Sur les conclusions à fin d’annulation :

Eu égard au motif d’annulation retenu, le présent jugement implique seulement mais nécessairement qu’il soit enjoint à la préfète du Rhône de réexaminer la situation de M. B.... Il y a lieu de lui enjoindre d’y procéder dans le délai de deux mois à compter de la notification du présent jugement.
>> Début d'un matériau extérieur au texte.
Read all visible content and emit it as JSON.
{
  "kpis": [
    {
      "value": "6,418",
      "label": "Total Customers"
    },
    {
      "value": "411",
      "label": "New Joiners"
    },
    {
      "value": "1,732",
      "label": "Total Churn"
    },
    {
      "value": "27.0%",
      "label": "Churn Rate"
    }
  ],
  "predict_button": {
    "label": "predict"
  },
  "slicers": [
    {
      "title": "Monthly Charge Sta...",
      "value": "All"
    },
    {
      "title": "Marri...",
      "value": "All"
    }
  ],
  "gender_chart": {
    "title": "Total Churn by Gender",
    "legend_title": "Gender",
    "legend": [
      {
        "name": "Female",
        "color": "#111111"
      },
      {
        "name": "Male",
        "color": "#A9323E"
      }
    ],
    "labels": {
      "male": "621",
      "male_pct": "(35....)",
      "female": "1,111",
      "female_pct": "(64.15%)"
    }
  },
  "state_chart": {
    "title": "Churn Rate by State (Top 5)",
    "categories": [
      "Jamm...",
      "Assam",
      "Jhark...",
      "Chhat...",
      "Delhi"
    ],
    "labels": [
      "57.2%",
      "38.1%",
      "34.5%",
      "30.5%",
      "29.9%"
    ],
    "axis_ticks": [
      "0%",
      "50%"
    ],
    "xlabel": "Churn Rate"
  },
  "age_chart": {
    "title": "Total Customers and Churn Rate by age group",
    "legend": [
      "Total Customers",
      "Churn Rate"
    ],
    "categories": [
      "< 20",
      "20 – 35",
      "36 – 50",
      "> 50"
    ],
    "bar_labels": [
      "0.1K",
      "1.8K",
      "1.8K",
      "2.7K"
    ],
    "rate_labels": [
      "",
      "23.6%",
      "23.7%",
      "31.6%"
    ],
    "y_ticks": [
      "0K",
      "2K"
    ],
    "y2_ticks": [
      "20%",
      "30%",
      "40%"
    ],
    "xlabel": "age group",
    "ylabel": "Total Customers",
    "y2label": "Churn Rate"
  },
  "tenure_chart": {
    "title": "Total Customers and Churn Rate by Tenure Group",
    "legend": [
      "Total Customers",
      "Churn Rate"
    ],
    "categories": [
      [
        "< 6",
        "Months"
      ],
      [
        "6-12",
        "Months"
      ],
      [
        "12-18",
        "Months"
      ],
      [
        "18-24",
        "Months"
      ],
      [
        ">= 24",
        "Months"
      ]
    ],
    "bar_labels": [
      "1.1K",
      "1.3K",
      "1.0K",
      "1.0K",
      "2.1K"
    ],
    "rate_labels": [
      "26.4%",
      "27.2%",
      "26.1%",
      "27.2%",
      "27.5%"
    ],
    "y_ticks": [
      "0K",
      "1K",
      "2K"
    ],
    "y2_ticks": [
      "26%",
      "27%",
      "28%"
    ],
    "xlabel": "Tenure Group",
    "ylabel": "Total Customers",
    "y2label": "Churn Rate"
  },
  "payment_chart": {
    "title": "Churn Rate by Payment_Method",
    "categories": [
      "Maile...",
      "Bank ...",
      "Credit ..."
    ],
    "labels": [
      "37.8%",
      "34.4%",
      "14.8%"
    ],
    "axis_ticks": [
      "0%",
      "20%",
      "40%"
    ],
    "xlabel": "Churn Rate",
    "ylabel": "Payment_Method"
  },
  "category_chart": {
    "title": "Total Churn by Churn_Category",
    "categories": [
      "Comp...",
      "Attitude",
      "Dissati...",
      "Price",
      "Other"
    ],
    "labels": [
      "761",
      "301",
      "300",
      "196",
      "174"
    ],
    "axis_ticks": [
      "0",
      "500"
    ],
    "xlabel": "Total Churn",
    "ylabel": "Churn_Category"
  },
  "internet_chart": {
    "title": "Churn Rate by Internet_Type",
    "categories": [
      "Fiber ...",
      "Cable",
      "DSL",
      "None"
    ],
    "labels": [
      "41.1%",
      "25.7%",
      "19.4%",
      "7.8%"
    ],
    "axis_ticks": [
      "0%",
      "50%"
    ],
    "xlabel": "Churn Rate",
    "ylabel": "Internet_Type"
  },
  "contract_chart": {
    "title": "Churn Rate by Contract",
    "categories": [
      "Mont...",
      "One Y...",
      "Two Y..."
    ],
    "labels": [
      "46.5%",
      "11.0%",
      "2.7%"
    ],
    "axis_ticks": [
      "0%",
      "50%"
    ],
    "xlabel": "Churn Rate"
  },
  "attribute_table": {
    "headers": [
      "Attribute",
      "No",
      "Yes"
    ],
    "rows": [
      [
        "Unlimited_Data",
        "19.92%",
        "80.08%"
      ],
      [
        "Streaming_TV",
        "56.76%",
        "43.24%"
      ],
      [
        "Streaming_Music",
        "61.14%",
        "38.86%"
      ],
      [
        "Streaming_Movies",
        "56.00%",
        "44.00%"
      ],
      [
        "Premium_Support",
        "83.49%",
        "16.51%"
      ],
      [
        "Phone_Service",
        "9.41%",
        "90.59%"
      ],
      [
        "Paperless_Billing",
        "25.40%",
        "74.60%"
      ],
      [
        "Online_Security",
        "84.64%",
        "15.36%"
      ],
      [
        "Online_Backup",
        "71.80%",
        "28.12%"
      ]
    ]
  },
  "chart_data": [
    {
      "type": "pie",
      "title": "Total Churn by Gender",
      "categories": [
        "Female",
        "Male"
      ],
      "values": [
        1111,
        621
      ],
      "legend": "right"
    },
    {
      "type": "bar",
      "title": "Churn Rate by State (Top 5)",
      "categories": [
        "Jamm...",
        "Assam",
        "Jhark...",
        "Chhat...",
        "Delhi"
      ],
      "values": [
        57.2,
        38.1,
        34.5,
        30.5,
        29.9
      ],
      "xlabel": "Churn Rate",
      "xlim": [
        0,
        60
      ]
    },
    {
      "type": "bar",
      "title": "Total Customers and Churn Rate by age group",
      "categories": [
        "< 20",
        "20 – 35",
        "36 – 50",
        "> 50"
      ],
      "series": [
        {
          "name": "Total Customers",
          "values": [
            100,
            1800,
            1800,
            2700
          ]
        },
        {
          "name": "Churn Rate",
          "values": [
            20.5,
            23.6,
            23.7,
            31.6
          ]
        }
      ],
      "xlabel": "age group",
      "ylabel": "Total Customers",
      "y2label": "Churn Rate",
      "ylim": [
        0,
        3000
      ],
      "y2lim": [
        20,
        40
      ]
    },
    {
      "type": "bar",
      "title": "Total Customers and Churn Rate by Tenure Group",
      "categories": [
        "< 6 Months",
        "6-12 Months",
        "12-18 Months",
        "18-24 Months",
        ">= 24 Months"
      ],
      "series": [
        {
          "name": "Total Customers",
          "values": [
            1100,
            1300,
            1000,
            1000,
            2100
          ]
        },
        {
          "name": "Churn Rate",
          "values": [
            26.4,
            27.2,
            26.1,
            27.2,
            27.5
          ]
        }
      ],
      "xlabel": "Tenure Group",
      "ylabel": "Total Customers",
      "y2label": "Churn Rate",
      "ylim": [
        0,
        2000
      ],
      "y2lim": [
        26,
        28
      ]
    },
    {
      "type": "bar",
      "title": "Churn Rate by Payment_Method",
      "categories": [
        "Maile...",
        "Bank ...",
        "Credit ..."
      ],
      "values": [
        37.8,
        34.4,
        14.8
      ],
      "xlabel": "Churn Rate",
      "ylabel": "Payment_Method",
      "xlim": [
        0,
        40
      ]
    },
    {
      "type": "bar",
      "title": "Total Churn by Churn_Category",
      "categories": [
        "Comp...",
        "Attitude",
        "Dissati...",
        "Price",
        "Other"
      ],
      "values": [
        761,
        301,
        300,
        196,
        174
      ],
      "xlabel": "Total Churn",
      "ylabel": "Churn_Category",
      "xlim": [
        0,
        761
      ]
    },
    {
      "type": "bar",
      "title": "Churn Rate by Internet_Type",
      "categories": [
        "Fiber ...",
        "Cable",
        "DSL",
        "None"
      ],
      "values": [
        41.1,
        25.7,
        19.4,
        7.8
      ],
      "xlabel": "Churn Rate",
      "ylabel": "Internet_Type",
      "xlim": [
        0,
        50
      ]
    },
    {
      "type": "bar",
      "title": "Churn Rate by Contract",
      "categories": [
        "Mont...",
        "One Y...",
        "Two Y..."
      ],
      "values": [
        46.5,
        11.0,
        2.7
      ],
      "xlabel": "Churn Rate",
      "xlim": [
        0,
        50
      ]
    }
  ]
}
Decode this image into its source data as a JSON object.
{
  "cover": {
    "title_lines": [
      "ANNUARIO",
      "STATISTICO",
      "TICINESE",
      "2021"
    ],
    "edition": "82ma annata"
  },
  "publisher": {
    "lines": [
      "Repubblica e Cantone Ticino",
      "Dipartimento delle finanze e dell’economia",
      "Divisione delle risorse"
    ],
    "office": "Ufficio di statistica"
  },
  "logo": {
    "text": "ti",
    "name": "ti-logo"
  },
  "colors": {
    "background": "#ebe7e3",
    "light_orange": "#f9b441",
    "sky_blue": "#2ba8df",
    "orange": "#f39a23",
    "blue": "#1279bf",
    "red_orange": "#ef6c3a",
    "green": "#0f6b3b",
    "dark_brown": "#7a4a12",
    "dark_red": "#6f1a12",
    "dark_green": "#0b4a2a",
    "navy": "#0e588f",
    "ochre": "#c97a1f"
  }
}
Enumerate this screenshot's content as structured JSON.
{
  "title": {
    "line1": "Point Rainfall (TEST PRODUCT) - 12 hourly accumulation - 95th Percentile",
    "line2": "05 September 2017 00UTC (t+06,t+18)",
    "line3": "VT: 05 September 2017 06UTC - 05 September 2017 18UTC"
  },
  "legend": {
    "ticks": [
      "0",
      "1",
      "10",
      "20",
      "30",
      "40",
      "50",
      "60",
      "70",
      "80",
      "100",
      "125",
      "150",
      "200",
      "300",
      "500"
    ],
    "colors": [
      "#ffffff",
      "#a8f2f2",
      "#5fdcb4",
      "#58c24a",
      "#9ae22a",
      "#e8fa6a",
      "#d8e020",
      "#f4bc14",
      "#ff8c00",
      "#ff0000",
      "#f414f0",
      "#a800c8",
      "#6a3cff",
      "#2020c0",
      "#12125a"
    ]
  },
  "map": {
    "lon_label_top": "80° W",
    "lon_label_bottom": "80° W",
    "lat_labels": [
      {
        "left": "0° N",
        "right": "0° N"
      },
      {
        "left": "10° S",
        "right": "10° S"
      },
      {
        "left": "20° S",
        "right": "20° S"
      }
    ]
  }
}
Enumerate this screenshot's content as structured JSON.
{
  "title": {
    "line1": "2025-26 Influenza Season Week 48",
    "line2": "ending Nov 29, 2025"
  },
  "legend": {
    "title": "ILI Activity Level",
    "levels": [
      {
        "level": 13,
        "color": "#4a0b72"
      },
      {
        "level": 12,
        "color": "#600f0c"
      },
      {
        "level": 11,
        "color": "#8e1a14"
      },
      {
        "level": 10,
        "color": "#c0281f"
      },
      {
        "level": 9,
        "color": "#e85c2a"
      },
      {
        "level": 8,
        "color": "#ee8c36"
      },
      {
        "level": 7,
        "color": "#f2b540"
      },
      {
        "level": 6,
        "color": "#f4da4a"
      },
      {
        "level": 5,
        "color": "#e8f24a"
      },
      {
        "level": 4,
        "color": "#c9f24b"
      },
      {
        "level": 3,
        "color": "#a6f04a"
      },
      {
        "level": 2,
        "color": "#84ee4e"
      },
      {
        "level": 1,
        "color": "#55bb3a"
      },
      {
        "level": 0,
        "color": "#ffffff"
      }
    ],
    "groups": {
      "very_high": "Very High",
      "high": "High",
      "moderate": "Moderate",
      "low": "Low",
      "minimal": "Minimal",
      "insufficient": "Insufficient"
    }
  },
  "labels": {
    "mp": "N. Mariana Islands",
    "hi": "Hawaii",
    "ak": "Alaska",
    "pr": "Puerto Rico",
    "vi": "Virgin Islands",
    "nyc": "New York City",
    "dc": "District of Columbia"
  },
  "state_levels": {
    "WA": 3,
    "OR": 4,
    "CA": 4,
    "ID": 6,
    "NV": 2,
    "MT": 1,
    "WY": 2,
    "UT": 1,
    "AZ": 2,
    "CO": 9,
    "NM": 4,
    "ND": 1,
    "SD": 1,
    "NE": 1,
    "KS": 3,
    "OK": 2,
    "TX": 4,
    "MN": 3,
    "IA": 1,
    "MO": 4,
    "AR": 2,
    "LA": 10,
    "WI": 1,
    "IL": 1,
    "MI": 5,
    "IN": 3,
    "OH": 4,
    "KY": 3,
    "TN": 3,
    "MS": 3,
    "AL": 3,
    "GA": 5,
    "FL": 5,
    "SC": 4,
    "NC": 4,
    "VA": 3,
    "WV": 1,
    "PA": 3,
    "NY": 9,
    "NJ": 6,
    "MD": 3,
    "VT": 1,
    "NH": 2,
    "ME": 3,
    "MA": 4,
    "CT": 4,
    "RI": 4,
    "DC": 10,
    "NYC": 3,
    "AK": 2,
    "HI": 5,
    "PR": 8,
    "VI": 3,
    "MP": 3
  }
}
En revanche, il n’y a pas lieu d’assortir cette injonction d’une astreinte.




Sur les frais de l’instance :

Dans les circonstances de l’espèce, il y a lieu de faire application de l’article L. 761-1 du code de justice administrative et de mettre à la charge de l’Etat le versement à M. B... de la somme de 1 500 euros au titre des frais d’instance.



D E C I D E :



Article 1er : L’arrêté du 28 octobre 2022 du préfet du Rhône est annulé.

Article 2 : Il est enjoint à la préfète du Rhône de réexaminer la situation de M. B... dans un délai de deux mois.

Article 3 : L’Etat versera à M. B... une somme de 1 500 (mille cinq cents) euros au titre des frais d’instance.

Article 4 : Le surplus des conclusions de la requête est rejeté.

Article 5 : Le présent jugement sera notifié à M. D... F... B... et à la préfète du Rhône.



Délibéré après l'audience du 7 octobre 2025, à laquelle siégeaient :

Mme Bour, présidente,
Mme Jorda, première conseillère,
Mme Le Roux, conseillère.



Rendu public par mise à disposition au greffe le 21 octobre 2025.


La rapporteure,

V. Jorda
La présidente,

A-S. Bour


La greffière,




S. Rivoire

La République mande et ordonne à la préfète du Rhône, en ce qui la concerne, ou à tous commissaires de justice à ce requis en ce qui concerne les voies de droit commun contre les parties privées, de pourvoir à l'exécution de la présente décision.